Sebuah tahap baru dalam kebijakanpertanahan di Indonesia adalah mempercepat pembentukan pasar tanah melalui reformasi manajemen dan administrasi pertanahan. Kebijakan baru tersebut di mulai ketika Bank Dunia membuat sebuah studi yang berjudul ‘’Indonesia Land Resaurce manajemen and planning (1991)’’. Studi ini merekomendasikan serangkaian aksi yang dibagi ke dalam agenda jangka pendek, jangka menengah dan jangka panjang. Studi tersebut secara jelas meyebutkan revisi terhadap UUPA 1960 dalam agenda jangka panjangnya.

Laporan bank dunia 1994’’ environment and development’’mengulang perhatian utama dalam studi Bank Dunia tahun 1991 itu mengenai kejelasan kerangka  hokum untuk kepemilikan tanah sebagian mengenai prosedur birokratik yang rumit, tidak transparan dan cendrung koruptif. Laporan tersebut jiga mengangkat isu bahwa pasar tanah belum berkembang dengan baik, dan hal ini menghambat alokasi tanah untuk penggunaan tanah yang baik. Dengan demikian laporan tersebut mengisyaratkan kebutuhan untukmenghapus rintangan-rintangan yang menghambat kebutuhan pasar tanah.

Stategi awal Bank Dunia untuk meletakkan pondasi dasar untuk menerapkan agenda-agenda tersebut adalah dengan menawarkan kepada pemerintah Indonesia sebuah bantuan Bank Dunia dengan di sertai hibah dari Australian Aid International Development. Gagasan ini muncul dari Thailand Land Titling Project, yang telah di mulai tahun 1984. Sebagai langkah lanjut Indonesian Land Administrations Project  1995-1999 di rancang sebagai tahap lima tahun pertama dengan tujuan rencana dua puluh lima tahun tujuan jangka panjang sebagai berikut:
  • Untuk mempercepat pendaftaran hak-hak tanah dan penerbitan sertifikat tanah, sehingga pada akhir dua puluh lima tahun proyek ini semua pemilik tanah akan memiliki sertifikat.
  •  Untuk meninjau ulang perundang-undangan peraturan dan prosedur administrasi pertanahan yang melayani kebutuhan masyarakat indonesia dan dalam suatu bentuk yang bisa diterapkan oleh Badan Pertanahan Nasional, bisa di mengerti dan diterima oleh publik, selaras dengan kebijakan pemerintah dan cukup fleksibel merespon pada saat yang tepat pada kondisi-kondisi yang berubah.
  •  Untuk memperkuat BPN sebagai suatu lembaga pemerintah sehingga lembaga ini di akui da bisa memberikan layanan efektif bagi pemerintah dan public.

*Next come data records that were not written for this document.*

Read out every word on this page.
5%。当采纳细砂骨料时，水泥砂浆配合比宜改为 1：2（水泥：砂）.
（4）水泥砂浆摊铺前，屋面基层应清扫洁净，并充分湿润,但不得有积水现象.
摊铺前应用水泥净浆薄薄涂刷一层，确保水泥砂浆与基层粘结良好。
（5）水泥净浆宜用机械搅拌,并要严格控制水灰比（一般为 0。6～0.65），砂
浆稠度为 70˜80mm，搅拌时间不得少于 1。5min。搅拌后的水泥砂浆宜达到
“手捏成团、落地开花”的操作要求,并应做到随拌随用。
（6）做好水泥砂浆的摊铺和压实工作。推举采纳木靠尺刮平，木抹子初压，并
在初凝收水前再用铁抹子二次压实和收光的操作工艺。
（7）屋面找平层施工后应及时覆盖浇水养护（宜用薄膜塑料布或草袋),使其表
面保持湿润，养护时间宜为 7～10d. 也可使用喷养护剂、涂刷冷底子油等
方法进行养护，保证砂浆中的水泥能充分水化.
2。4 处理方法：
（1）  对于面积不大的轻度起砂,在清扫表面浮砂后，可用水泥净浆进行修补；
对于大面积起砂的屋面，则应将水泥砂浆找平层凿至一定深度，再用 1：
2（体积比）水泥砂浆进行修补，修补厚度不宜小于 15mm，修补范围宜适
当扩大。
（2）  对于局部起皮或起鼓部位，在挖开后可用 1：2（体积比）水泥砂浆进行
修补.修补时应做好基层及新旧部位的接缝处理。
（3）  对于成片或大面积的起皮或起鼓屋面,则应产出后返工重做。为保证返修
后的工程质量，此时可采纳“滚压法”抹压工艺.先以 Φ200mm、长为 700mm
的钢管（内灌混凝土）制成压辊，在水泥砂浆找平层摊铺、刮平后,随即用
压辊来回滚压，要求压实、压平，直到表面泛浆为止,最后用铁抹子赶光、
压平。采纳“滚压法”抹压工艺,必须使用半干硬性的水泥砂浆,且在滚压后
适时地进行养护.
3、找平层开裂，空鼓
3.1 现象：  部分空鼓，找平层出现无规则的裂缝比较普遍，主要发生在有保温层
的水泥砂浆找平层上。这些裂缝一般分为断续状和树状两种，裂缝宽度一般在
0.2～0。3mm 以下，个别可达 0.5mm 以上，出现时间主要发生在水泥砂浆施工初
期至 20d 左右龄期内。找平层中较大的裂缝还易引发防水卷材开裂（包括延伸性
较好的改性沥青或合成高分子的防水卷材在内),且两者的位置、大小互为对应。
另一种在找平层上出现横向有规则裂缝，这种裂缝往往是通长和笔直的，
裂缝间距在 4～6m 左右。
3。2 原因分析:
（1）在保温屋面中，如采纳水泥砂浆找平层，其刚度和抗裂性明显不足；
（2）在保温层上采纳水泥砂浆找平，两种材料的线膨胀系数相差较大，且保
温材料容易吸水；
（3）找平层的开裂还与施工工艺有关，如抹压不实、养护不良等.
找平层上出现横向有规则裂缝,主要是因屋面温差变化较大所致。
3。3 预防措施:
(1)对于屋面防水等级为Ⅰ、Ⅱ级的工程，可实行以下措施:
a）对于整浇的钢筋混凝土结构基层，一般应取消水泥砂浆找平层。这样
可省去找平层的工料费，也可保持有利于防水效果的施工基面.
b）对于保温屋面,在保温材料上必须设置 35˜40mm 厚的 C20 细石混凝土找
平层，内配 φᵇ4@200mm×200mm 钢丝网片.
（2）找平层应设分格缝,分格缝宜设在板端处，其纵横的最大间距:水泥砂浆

  •  Untuk menyesuaikan biaya-biaya layanan BPN yang cukup tinggi untuk bisa membiayai secara mandiri dan cukup murah sehingga dapat di jangkau oleh seluruh indonesia.
  • Untuk membuat BPN sebagai partisipan aktif dalam meninjau kembali yang sedang berlangsung dalam kebijakan administrasi tanah.
Kemudian pada tahun 1995 BPN menjalankan Indonesian Land Adminitrasion Project, yang di Indonesiakan sebagai projek administrasi pertanahan. Projek ini yang di danai dari APBN pemerintah indonesia, di danai oleh hutang sebagai penyokong utama dari Bank Dunia dan dana hibah dari AusAID, proyek tersebut berusaha sebagai acuan baru untuk mereformasi kebijakan, manajemen dan administrasi pertanahan. Semua ini di lakukan untuk mempercepat pasar tanah yang wajar dan efisien dan meredakan konflik sosial atas tanah. Melalui percepatan pendaftaran tanah dan melalui perbaikan kelembagaan untuk administrasi pertanahan yang di perlukan untuk program tersebut.